Longest Consecutive Sequence

October 16, 2019

Given an array of integers, find the length of the longest sequence that contains consecutive integers.

The array is unsorted, and may contain duplicates and negative integers.

For example: the array [100, 5, 1001, 4, 7, 6] should return the answer 4, since the longest sequence is [4, 5, 6, 7].

This is an example of a bookkeeping problem - there isn’t anything special to do except to keep track of the positions of current sequences.

Consider the elements as laid out on the integer number line. As we consider each element from left to right, imagine marking each element’s position on the line. Note that we can ignore duplicates without loss of generality, since duplicates do not contribute to the final answer.

There are four cases to consider. When marking the current element on the number line:

  1. neither its left or right neighbour has been marked.
  2. its right neighbour has been marked, but not its left neighbour.
  3. its left neighbour has been marked, but not its right neighbour.
  4. both neighbours have been marked.

In cases 2 and 3, the current element extends an existing sequence by 1. In case 4, the current element connects two existing sequences together.

Case 2: considering 2, while 3 and 4 have been marked previously
  * ~ ~
1 2 3 4

Case 3: considering 3, while 1 and 2 have been marked previously
~ ~ * 
1 2 3 4

Case 4: considering 3, while 1, 2, and 4 have been marked previously
~ ~ * ~
1 2 3 4

We maintain a map whose keys are the integers to be considered, and a 2-tuple containing the starting and ending integers of a sequence.
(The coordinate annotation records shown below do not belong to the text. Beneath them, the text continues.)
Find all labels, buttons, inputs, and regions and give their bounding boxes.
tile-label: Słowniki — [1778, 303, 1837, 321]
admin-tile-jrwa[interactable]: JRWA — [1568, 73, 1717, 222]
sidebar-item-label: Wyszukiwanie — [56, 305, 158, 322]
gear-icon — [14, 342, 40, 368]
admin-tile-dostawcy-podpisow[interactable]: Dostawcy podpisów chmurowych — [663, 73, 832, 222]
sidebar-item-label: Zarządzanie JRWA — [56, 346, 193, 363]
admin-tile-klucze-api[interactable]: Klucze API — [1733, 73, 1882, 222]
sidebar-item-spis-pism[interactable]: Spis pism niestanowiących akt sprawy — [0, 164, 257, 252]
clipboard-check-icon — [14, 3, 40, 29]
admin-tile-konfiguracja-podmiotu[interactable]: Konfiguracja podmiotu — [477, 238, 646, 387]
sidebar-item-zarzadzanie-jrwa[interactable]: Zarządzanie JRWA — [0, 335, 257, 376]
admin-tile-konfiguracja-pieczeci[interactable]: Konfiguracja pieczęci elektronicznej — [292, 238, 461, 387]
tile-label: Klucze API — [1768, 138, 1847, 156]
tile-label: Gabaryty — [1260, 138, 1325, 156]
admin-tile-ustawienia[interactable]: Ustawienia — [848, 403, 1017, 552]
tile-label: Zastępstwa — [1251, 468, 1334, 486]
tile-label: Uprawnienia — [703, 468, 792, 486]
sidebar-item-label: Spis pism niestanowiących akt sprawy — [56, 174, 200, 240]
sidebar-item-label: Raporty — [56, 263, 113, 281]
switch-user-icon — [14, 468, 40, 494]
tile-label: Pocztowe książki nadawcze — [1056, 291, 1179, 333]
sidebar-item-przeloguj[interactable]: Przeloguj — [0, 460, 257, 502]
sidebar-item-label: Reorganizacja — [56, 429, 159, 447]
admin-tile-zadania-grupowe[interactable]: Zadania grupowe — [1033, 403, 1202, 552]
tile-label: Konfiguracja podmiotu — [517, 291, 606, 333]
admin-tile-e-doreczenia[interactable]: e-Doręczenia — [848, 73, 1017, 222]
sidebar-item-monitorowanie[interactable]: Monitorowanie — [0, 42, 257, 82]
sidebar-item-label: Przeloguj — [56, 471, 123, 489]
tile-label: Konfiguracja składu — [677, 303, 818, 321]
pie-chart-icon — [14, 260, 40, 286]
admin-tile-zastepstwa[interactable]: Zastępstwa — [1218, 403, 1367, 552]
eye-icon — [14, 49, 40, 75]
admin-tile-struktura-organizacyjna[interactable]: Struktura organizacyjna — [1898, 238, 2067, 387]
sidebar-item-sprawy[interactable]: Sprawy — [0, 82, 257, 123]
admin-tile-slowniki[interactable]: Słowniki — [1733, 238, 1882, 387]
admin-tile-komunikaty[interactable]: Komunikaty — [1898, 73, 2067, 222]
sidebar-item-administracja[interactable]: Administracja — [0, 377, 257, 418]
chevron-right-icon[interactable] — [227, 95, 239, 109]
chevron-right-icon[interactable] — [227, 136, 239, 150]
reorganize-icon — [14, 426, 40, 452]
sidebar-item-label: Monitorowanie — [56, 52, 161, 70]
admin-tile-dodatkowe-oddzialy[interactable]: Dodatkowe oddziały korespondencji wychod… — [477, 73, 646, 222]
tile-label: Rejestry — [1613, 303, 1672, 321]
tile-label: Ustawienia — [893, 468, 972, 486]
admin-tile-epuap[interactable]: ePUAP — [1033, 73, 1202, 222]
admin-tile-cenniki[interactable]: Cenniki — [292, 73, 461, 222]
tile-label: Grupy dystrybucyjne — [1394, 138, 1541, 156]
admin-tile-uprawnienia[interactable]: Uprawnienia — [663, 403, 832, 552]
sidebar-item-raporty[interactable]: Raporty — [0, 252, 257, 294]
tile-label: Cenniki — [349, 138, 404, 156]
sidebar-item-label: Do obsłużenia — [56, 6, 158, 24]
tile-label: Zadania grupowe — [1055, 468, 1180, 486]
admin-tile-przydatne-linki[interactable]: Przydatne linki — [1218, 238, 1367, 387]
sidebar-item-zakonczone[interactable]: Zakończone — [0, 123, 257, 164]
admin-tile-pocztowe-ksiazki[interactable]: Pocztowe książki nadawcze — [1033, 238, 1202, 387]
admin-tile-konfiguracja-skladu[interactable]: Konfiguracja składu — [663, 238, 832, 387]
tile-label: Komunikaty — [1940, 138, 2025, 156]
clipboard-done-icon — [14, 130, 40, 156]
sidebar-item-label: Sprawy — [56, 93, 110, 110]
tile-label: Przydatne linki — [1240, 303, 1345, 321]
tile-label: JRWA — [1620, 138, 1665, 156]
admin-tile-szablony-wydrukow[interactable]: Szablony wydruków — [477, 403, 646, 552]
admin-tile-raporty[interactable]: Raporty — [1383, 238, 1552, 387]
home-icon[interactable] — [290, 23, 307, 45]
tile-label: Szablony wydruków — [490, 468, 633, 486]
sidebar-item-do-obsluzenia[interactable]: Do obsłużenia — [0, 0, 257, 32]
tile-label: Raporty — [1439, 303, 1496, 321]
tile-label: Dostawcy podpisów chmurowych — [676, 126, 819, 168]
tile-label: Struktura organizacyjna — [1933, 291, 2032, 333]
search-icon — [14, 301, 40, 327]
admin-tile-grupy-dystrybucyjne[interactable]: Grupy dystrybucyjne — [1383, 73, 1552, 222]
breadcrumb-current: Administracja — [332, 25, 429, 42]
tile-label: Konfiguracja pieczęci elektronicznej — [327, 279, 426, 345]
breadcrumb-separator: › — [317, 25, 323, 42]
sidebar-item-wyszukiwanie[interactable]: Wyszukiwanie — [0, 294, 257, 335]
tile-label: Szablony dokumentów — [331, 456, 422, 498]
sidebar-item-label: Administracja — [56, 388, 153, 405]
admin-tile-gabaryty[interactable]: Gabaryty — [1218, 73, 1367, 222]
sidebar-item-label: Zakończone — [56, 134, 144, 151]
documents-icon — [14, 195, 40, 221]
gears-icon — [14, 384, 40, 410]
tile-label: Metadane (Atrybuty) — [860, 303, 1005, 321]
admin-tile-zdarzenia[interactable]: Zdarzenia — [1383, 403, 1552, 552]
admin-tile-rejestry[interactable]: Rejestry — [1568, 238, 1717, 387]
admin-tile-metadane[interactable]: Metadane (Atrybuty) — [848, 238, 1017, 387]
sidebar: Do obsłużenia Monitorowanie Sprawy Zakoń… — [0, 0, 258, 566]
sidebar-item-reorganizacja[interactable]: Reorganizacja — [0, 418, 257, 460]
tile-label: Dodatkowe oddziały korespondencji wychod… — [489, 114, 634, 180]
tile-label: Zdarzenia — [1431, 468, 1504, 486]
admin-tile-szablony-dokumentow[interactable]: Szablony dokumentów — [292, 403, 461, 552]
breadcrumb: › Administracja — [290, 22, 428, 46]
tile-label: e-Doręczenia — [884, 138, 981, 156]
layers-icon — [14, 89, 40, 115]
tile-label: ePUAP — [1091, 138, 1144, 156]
Since we are only considering consecutive sequences, we can infer the size of a sequence by its start and end.

def longest_consecutive_sequence(nums):
    dic = {}
    output = 0
    for i in range(len(nums)):
        curr = nums[i]
        # ignore duplicates
        if curr in dic:
            continue
        # case 1
        if curr - 1 not in dic and curr + 1 not in dic:
            dic[curr] = [curr, curr]
        # case 2
        elif curr - 1 not in dic:
            right = dic[curr + 1]
            dic[curr] = [curr, right[1]]
            right_edge = dic[right[1]]
            right_edge[0] = curr
        # case 3
        elif curr + 1 not in dic:
            left = dic[curr - 1]
            dic[curr] = [left[0], curr]
            left_edge = dic[left[0]]
            left_edge[1] = curr
        # case 4
        else:
            left = dic[curr - 1]
            right = dic[curr + 1]
            dic[curr] = [left[0], right[1]]

            left_edge = dic[left[0]]
            # we update the leftmost entry's ending integer 
            # to be the right neighbour's ending integer
            left_edge[1] = dic[curr][1]

            right_edge = dic[right[1]]
            # we update the rightmost entry's starting integer 
            # to be the left neighbour's starting integer
            right_edge[0] = dic[curr][0]

        # update the length of the longest sequence
        # the length is just the end - start + 1, since it's consecutive
        output = max(output, dic[curr][1] - dic[curr][0] + 1)
    return output

O(n) in both time and space.

Alternatively, one can also solve it by sorting the array and maintaining a constant number of variables to keep track of the longest sequence seen so far in one pass from left to right. That will be O(nlogn) in time and O(1) space.